The County is making plans to develop a solid waste transfer station and recycling center possibly within the next year which may be located in the Smithville Industrial Development Park on East Broad Street.
Nothing definite has yet been decided but the Smithville Industrial Development Board and possibly other city officials are expected to be consulted and asked to give approval for such a move.
County Mayor Mike Foster, during the county commission meeting Monday night, said preliminary plans have already been prepared. “We have a set of very early plans but we’re continuing to do some work on them. We’ll be getting with Jimmy (Mayor Poss), the aldermen, and the Industrial Development Board to talk more about that. All of you on the (county) commission know that we have been working toward this end probably for the last eight or nine years.
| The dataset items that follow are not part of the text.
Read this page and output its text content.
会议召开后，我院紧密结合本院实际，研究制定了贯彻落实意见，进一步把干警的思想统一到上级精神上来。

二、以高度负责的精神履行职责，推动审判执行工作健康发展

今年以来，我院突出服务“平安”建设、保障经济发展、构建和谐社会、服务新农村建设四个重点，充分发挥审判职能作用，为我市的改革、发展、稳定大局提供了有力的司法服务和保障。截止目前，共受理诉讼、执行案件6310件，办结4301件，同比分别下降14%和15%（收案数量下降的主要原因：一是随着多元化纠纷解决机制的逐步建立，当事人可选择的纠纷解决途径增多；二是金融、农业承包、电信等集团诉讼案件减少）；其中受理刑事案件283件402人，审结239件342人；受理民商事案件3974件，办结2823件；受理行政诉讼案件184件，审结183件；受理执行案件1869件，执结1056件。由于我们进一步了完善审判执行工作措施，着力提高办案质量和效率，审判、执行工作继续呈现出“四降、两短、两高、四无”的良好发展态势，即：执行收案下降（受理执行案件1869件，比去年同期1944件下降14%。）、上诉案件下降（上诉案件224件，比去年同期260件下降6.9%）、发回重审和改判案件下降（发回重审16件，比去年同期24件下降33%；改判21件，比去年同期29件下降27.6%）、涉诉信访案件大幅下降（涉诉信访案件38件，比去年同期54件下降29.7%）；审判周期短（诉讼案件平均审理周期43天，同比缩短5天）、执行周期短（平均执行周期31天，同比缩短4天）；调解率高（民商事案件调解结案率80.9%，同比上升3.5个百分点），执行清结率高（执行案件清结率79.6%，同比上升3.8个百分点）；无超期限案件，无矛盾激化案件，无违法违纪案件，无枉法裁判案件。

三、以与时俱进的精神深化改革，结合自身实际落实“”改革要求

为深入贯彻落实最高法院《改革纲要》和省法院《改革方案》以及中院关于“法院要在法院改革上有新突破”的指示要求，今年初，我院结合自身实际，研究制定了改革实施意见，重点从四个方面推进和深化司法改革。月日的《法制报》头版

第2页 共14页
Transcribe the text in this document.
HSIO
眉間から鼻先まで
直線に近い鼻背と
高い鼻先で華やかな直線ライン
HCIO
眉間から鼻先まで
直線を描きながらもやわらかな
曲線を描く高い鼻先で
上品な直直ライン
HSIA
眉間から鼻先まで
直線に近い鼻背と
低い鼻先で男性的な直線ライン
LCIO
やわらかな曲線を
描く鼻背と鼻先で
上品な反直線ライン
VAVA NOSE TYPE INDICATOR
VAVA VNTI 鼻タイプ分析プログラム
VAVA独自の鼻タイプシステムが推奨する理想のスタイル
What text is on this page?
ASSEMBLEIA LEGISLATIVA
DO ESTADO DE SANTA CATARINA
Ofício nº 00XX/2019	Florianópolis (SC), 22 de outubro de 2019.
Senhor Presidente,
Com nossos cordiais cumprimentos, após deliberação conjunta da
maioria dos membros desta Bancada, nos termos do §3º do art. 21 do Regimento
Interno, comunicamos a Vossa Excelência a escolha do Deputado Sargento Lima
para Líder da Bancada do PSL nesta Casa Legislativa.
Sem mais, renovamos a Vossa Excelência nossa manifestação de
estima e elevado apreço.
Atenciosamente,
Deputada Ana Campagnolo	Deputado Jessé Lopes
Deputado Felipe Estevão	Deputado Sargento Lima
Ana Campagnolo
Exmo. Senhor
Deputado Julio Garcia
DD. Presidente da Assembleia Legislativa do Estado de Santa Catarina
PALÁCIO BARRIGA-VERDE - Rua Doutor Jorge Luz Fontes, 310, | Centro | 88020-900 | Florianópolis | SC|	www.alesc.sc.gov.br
We have accumulated and allowed to build a fund balance that will be able to build (fund) that (Transfer Station) and a Class III/IV cell and to close most of the (existing) Class I landfill where it is now when its full,” said Foster.
Foster said the county could still maintain a class III/IV cell because it is not subject to as many environmental regulations as a Class I cell and it would be mainly for disposal of construction materials. “We plan to go to a Class III/IV cell which is non-household garbage, which could be for construction materials and that kind of thing in the area where we are now (existing landfill location). But we would have a transfer station for household garbage (possibly at Smithville Industrial Park),” he said.
Under a transfer station operation, household garbage would continue to be collected at local convenience centers across the county, then loaded onto trucks and brought to the transfer station, where the garbage would be separated from recyclables and then loaded onto semi trucks and transferred to a landfill site in another county. DeKalb would contract for the garbage to be hauled out of county and for the disposal of it at a certain price per ton. The recyclables would be baled and sold.
According to Foster, DeKalb County would have fewer environmental worries about solid waste and could enhance its recycling capaibilities if it had its own transfer station. “It would be brought in and loaded on a truck and carried to whoever gets the lowest bid for taking the garbage. Right now, it looks like it would be Smith County or down at Murfreesboro. We would avoid much of the environmental liability and in conjunction with that have a recycling center where we could really enhance our ability to transfer and recycle primarily cardboard paper and plastics,” said Foster.
Convenience sites would still be required throughout the county and residents could continue to bring their household garbage there or directly to the transfer station.